Efremrock: Confessioni di un Demone – Omaggio a Céline ai Magazzini del Sale
di Marta Cutugno
La tristezza del mondo assale gli esseri come può, ma ad assalirli sembra che ci riesca quasi sempre.
Messina. Ai Magazzini del Sale, il 17 e 18 marzo la Compagnia Efremrock ha dedicato un omaggio in drammaturgia a Louis Ferdinand Céline. In scena, per il pubblico dei Magazzini, “Confessioni di un Demone” spettacolo scritto e diretto da Paride Acacia, con aiuto regia Chiara D’Andrea. È il 31 dicembre e la scena si offre direttamente dal salone del coiffeur Ferdinand. In lucido delirio, tra assuefazioni da acqua ossigenata e dipendenza cronica da ammoniaca, la ricerca di un particolare tono di colorazione per i capelli, il biondo Bowie, riconnette tre personaggi dal palcoscenico alla vita, è anello di congiunzione tra tre linee esistenziali diverse. Nell’interazione tra l’acconciatore e le due sfasciate clienti, che sono una ballerina ed una scrittrice, vogliono emergere, a tutti i costi, alcuni tratti esclusivi della poetica celiniana: le accuse di antisemitismo, gli accenni ai pamphlet incriminati, l’anticlericalismo, l’analisi sul mondo della critica e su quello dell’editoria. La chiara intenzione è quella di puntare al nichilismo cosmico, concentrandosi sutre anime in pena quali strumenti di coscienza del fallimento, del becero compromesso, delle circostanze di facciata.
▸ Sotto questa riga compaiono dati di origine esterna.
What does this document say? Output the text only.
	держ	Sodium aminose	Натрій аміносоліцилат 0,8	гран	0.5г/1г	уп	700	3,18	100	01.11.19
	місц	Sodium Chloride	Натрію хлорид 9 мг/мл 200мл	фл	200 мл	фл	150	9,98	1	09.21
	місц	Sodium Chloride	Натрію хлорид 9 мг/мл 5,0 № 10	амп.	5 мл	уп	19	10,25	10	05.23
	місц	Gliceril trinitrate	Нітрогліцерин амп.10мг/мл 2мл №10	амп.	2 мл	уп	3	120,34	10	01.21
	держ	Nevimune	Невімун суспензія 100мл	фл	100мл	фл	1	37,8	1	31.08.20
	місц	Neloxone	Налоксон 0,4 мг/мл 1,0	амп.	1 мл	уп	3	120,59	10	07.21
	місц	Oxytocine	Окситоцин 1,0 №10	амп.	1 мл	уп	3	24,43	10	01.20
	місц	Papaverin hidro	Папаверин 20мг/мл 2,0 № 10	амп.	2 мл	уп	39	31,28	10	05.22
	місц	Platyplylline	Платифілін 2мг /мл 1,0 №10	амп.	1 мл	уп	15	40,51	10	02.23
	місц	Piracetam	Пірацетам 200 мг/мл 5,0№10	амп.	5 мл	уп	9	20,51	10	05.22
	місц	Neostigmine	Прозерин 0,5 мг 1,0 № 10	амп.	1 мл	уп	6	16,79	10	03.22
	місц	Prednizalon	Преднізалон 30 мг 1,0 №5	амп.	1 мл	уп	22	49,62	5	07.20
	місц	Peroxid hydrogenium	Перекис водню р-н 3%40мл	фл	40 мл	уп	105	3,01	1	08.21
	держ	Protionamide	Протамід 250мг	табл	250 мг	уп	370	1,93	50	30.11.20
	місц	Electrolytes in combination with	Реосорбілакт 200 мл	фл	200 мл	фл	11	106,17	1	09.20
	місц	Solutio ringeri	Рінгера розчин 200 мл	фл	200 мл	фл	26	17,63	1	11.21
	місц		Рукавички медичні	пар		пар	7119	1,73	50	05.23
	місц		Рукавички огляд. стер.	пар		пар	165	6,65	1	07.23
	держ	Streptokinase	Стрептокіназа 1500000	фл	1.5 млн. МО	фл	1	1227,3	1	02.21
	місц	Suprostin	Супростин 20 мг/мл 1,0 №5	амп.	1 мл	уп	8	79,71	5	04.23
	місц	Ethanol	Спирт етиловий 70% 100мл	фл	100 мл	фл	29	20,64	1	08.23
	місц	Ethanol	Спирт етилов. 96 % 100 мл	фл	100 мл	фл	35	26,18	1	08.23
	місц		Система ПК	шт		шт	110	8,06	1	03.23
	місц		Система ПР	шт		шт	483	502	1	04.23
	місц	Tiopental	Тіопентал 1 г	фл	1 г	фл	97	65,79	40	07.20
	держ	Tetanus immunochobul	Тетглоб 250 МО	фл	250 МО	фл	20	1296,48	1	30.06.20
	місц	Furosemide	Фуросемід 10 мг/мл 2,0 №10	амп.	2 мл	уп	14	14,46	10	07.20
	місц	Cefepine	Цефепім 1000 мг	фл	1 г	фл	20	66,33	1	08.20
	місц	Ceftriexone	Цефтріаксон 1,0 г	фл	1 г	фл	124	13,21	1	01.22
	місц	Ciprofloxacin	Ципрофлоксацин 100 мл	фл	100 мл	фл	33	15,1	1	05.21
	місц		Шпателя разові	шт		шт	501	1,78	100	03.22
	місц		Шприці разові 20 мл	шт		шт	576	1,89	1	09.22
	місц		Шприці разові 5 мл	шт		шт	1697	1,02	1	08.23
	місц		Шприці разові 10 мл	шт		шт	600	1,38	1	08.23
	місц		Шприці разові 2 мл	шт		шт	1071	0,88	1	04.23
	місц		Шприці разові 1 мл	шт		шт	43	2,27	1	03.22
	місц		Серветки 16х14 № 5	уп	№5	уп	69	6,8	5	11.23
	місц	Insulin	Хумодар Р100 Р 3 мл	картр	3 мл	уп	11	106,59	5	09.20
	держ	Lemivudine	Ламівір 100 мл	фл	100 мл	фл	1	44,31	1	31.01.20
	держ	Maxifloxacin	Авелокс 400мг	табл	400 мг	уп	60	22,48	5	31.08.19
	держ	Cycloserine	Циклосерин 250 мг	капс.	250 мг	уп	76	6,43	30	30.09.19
Ma chi ti credi di essere? Un alchimista.
Pur muovendosi liberamente nella forma e nella struttura – con eccessi, seppur sporadici – il testo di Paride Acacia risulta spesso costretto ed appare forzato nei contenuti, lasciando che, rispetto a questi, la leggerezza di sempre perda il suo naturale orientamento, leggerezza che non è superficialità ma sguardo limpido e studiato sulle cose come avveniva in spettacoli già messi in scena e diretti da Acacia: penso al suo Camposanto Mon Amour sulla disgrazia di Giampilieri, o ancora più a Volevo essere brava ispirato i monologhi di Eve Ensler. Ma l’autore e regista ha puntato su tre ottimi attori che, con il potere graffiante dell’interpretazione, hanno messo in moto lo spettacolo ed in una veste più che gradevole: Gabriella Cacia si è imposta per autenticità e per verve disinvolta e diretta. Elvira M.Ghirlanda si è misurata grandemente con un ruolo che è giunto non particolarmente prossimo alle sue corde ma comunque riuscito e restituito nella giusta chiave con carattere e personalità. Di Michele Falica c’è poco o molto da dire: Falica è un attore straordinario, in grado di calzare con naturalezza le scarpe di qualsivoglia personaggio e di cucirsi addosso la vita di altri con molta naturalezza. Il mix tra il dire ed il fare, tra la comunicazione ed il movimento – con la cura coreografica di Sarah Lanza, il disegno luci di Giovanna Verdelli, le curate scenografie di Valeria Mendolia – risulta più che adeguato e va a colmare le falle nella scorrevolezza dell’insieme. Bilancio positivo, dunque, con sold out registrati a tutte le recite ed una replica in aggiunta a quelle in programma. Il pubblico ha dimostrato di essere coinvolto e divertito.
La verità è un’agonia che non finisce mai. La verità di questo mondo è la morte. Bisogna scegliere, morire o mentire. Non ho mai potuto uccidermi, io.